Rolf Torring 129 - Unter Indianern
Plötzlich rief er:
„Achtung! Er kommt!"
Rolf löschte seine Lampe, so daß der Raum nur noch von meiner Lampe erhellt wurde, dafür nahm er für alle Fälle das Messer in die rechte Hand.
Durch den Türspalt schob sich der Kopf des Jaguars. Die Raubkatze fauchte, erst leise, dann lauter. Rolf sprach dem Tier, das der Schein meiner Lampe an der Sicht hinderte, gütlich zu, ohne daß das Fauchen dadurch geringer geworden wäre. Wenn der Indianer in der Nähe gewesen wäre, würde er bestimmt jetzt auf das Fauchen seines Jaguars herbeigeeilt sein.

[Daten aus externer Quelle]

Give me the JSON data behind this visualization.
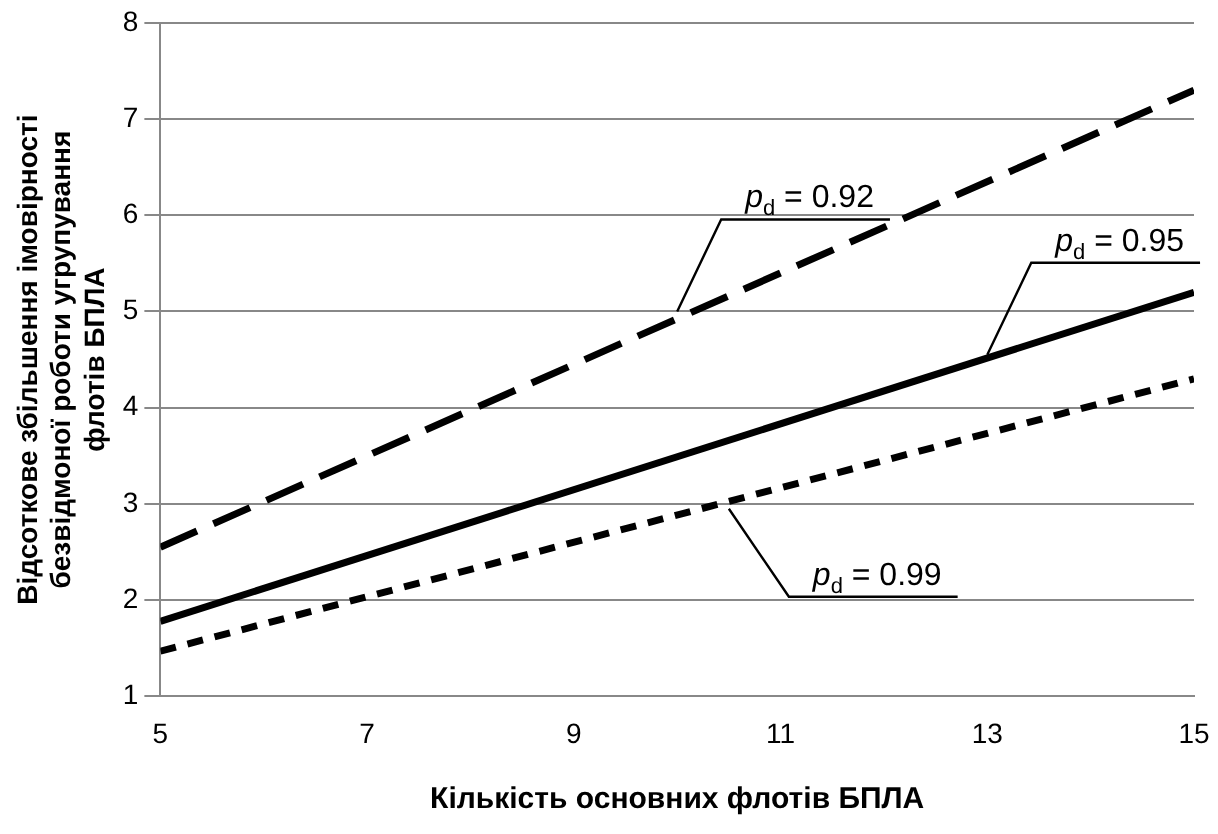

Ich zog mit der Linken Professor Membro ganz dicht an mich heran und drückte mich mit ihm seitlich an Rolf, der langsam nach der Mitte des Raumes zurückwich, vorbei.
Die Raubkatze duckte sich zum Sprunge. Rolf trat noch ein paar Schritte rückwärts. Dann sprang das Tier. In dem Augenblick warf sich Rolf weit nach vorn flach auf den Boden, so daß der Jaguar über ihn hinweg sprang. Sofort sprang Rolf wieder auf die Beine.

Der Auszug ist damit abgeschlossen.